Secular Humanism in a minute

From a website attacking the subject (I've lost the url):

"In the spiritually challenging decades between the two world wars, psychiatry and psychology flourished. It was an era when fear and pessimism had enshrouded the globe ­ an era when poison could masquerade as promise. John Dewey, an adherent of psychologist Wilhelm Wundt ­ and the man who would later pollute America’s education system with Wundt’s theories ­ designed the 1933 Humanist Manifesto. Dewey believed that what man had always done was precisely what should no longer be done. Signed by more than 34 community leaders and dignitaries in 1933, his manifesto denigrates religions and their ability to help solve people’s problems. Couched in a deceptively mellifluous style, this declaration emphatically denies man’s spiritual nature and aspirations with the arrogance of contemptuous authority.

"The Manifesto called for a one world “religion” which was not to be chained to “old beliefs” but to be influenced by scientific and economic change. “There is great danger of a final, and we believe fatal, identification of the word religion with doctrines and methods which have lost their significance and which are powerless to solve the problem of human living in the Twentieth Century.” Rather, religion should be a “human activity” in the direction of a “... candid and explicit humanism.”

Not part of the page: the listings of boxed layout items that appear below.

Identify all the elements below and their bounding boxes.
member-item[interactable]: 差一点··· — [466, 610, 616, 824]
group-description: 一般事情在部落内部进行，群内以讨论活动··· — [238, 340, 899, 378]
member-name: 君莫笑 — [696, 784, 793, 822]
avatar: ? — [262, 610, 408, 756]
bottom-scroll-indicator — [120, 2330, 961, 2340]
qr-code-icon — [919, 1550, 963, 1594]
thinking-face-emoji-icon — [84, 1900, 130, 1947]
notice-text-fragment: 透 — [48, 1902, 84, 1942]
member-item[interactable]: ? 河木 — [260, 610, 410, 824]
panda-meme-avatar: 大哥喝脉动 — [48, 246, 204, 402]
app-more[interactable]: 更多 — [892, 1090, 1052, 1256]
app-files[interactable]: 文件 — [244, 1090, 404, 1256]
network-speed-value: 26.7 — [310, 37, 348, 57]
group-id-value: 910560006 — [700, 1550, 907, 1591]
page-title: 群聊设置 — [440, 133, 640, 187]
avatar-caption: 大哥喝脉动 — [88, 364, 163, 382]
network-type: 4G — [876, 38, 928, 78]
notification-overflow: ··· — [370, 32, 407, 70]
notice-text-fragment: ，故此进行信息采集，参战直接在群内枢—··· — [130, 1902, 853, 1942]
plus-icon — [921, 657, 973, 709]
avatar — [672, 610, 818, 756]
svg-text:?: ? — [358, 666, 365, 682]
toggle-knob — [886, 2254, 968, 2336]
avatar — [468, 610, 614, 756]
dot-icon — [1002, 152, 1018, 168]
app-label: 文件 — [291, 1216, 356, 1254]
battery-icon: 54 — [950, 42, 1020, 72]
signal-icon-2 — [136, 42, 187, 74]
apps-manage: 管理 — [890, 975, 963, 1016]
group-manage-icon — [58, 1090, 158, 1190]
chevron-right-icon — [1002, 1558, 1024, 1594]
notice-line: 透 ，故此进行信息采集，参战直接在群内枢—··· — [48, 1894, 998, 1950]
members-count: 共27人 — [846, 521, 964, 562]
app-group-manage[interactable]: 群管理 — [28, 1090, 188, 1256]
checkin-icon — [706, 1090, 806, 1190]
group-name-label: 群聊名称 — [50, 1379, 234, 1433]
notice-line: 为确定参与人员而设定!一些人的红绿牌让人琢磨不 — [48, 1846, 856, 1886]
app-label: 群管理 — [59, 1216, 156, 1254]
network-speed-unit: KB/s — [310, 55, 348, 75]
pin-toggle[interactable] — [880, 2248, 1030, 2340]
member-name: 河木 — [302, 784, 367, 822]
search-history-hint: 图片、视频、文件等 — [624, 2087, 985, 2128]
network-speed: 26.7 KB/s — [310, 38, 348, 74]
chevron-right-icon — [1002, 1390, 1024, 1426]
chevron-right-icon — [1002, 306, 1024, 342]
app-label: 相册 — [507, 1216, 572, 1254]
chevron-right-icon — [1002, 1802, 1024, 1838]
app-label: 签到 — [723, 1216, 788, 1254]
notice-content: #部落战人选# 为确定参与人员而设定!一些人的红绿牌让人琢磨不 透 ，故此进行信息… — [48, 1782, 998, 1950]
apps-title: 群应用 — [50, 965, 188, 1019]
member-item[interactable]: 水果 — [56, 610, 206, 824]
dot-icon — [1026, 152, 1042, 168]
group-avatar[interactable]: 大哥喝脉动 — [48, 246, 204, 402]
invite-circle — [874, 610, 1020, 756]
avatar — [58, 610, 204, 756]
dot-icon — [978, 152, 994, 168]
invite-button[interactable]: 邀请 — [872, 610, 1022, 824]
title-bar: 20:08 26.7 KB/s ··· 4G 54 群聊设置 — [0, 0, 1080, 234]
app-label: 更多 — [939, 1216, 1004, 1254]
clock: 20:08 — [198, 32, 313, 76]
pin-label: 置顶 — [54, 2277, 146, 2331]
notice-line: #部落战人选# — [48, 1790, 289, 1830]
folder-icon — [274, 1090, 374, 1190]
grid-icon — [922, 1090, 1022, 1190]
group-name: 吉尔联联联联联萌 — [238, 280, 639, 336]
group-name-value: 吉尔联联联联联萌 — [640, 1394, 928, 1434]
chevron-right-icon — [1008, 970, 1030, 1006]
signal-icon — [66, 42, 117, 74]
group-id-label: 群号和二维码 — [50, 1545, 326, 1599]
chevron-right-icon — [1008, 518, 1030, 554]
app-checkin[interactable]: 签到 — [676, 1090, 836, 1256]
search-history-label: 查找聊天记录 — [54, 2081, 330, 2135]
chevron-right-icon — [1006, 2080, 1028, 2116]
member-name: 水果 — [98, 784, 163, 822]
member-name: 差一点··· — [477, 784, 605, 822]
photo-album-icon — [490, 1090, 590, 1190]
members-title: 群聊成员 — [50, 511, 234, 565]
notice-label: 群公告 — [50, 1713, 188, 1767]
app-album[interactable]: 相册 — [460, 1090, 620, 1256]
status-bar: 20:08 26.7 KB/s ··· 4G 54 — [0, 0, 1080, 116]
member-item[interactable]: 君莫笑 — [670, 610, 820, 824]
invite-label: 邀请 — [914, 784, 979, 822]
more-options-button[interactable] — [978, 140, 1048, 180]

"A list of fifteen precepts was drafted. These included:

 Religious humanists regard the universe as self-existing and not created.

 Holding an organic view of life, humanists find that the traditional dualism of mind and body must be rejected.

 Humanism asserts that the nature of the universe depicted by modern science makes unacceptable any supernatural or cosmic guarantees of human values.

 Religion must formulate its hopes and plans in the light of the scientific spirit and method.

 The distinction between the sacred and the secular can no longer be maintained.

 We assume that humanism will take the path of social and mental hygiene and discourage sentimental and unreal hopes and wishful thinking.

"In 1973 ­ in the face of nuclear threats to mankind ­ the Humanist Manifesto II was published, delivering an even more savage blow to the sanctity and validity of religion.

“'... [H]umanists still believe that traditional theism, especially faith in the prayer-hearing God, assumed to love and care for persons, to hear and understand their prayers, and to be able to do something about them, is an unproved and outmoded faith. “Traditional moral codes... fail to meet the pressing needs of today and tomorrow....” “Promises of immortal salvation or fear of eternal damnation are both illusory and harmful.... [T]he total personality is a function of the biological organism transacting in a social and cultural context. There is no credible evidence that life survives the death of the body.'”

"The year 1980 saw A Secular Humanist Declaration continue the attack, declaring that people can lead meaningful and wholesome lives without the need of religious commandments or the clergy."

X-P's comment:

Among other prominent signatories to the original Humanist Manifesto aside from Dewey were Voltaire (literature), B. F. Skinner (psychology), and Isaac Asimov (science). Among the latest signatory is the widely known UK-based novelist Salman Rushdie.

Essentially what secular humanists are saying is that (1) our own hope to happiness and salvation lies in us and (2) we should abolish the traditional dualistic concepts (mind and body, body-and-soul, good-and-evil) So if we are our own hope at achieving personal happiness, satisfaction or salvation, the implication is that There Is No Creator, There Is No God. And if the universe is a monistic universe, i.e., one that is made of just one single element, the implication is that You Have No Soul. This belief has insidiously crept into the entire academic system. Before long, it could mean The Devil Does Not Exist as well. The latest incarnation of this belief system is found in the New Age movement.